Nowadays, doctors are generally advised to provide sufficient information that a "reasonable person" would want to know in order to understand a given diagnosis and options for care. Providing patients with truthful information allows them to become reality-based decision-makers about their own health care.

Still, "if truth be told," in actual medical practice it is often problematic to tell the truth, the whole truth, and nothing but the truth to patients. We doctors often don't know which clinical truth or practice guideline to believe. We sometimes wonder whether claims for a new miracle drug or medical device are backed by honest research stripped of corporate self-interest. "In truth," multiple doctors can provide multiple divergent opinions about a patient's diagnosis or best treatment option.
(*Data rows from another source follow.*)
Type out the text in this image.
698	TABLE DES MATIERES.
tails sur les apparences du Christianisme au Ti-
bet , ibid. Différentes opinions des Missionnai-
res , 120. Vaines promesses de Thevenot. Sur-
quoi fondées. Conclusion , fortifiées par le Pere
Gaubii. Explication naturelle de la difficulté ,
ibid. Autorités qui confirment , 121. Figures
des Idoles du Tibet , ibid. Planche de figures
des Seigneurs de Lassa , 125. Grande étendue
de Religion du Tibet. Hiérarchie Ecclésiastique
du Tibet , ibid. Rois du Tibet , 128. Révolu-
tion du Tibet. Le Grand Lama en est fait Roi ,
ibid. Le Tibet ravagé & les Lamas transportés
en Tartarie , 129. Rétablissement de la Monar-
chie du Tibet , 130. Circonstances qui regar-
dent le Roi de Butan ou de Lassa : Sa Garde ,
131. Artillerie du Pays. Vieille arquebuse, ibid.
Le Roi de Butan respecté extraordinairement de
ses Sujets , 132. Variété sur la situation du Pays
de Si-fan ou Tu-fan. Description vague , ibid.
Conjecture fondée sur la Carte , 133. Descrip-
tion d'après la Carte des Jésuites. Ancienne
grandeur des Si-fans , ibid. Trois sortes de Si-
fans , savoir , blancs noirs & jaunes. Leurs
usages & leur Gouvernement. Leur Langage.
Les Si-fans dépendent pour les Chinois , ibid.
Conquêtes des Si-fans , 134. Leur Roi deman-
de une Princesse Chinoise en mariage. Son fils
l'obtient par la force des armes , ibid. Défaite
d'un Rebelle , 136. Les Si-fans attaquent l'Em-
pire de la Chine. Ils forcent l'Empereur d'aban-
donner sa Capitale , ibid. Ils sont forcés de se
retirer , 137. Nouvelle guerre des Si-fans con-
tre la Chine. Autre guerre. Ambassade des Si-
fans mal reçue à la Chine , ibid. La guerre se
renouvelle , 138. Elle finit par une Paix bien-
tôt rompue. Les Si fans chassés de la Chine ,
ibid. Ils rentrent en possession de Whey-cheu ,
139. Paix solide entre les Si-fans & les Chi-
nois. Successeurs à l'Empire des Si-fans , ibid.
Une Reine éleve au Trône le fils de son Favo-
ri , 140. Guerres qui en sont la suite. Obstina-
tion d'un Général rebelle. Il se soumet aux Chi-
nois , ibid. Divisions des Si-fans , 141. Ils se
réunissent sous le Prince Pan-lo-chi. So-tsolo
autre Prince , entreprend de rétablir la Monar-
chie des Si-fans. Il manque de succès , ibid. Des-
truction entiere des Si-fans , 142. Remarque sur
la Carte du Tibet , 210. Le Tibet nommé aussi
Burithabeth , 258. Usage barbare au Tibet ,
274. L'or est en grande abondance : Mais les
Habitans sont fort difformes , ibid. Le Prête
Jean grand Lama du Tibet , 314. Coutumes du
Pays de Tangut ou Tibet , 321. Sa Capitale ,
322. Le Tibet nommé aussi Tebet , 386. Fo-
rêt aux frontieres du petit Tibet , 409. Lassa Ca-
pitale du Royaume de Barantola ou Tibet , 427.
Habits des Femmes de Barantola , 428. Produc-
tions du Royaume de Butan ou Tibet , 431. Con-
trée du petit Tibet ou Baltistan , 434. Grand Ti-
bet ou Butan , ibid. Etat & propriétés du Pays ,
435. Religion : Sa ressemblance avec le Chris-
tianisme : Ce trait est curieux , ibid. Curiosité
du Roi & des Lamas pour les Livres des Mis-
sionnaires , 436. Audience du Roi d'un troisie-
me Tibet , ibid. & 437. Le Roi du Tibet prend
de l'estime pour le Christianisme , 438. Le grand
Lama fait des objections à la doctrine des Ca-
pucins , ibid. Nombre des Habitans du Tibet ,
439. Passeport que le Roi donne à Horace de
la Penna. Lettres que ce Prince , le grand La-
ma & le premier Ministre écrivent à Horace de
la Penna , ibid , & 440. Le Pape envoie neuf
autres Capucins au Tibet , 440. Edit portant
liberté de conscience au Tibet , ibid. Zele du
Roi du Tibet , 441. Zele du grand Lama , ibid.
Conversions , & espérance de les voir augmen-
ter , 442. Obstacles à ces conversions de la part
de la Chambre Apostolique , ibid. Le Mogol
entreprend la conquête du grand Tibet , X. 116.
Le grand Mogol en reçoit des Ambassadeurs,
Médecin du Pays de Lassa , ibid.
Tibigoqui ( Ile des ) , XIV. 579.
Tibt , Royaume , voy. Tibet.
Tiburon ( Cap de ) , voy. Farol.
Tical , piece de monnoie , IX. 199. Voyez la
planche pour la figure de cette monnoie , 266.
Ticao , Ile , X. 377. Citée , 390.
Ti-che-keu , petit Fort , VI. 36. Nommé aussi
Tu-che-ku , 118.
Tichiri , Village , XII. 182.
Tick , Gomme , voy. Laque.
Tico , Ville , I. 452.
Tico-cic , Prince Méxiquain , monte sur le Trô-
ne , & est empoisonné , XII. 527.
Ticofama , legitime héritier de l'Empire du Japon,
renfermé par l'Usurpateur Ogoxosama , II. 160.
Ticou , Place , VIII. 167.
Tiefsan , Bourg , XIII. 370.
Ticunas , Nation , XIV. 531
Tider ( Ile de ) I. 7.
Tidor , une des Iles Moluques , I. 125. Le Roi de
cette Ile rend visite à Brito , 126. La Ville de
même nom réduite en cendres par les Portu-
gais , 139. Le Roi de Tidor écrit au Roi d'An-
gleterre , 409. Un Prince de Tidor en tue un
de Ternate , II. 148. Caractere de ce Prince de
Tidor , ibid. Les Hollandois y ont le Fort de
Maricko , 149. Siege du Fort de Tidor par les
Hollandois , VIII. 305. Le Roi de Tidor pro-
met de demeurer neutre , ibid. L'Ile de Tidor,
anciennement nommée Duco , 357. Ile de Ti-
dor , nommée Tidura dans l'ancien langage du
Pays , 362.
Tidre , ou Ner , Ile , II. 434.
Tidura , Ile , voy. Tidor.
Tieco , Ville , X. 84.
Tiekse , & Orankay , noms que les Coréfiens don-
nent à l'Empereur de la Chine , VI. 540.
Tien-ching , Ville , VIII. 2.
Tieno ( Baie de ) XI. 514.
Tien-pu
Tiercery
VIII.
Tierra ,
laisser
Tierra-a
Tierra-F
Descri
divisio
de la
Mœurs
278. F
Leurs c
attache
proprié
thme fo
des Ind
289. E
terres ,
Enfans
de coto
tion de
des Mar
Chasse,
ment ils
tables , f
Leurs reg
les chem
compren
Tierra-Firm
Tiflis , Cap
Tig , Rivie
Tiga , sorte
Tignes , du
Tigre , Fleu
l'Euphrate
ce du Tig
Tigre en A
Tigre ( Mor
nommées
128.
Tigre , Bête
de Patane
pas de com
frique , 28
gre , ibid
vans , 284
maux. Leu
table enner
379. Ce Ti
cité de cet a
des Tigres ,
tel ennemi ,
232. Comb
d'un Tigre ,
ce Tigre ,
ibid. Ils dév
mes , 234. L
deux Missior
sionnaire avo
When I was diagnosed with cancer, my doctor provided me with therapeutic options and a strong recommendation based upon his staging of my disease. With his encouragement, I sought a second opinion -- only to receive an alternate recommendation and a more serious staging of my cancer. Hoping that a third opinion would reconcile the difference proved to be completely wrong. As did a fourth. In the confused and desperate end, I had to make a critical decision about my treatment, fully informed by four contrasting views -- all truthfully and competently offered, shaped from the same objective evidence.

The point is, as Oscar Wilde so astutely noted, "the truth is rarely pure and never simple." This is certainly true in medicine, and we could all benefit from greater acceptance of the genuine uncertainty that pervades clinical practice.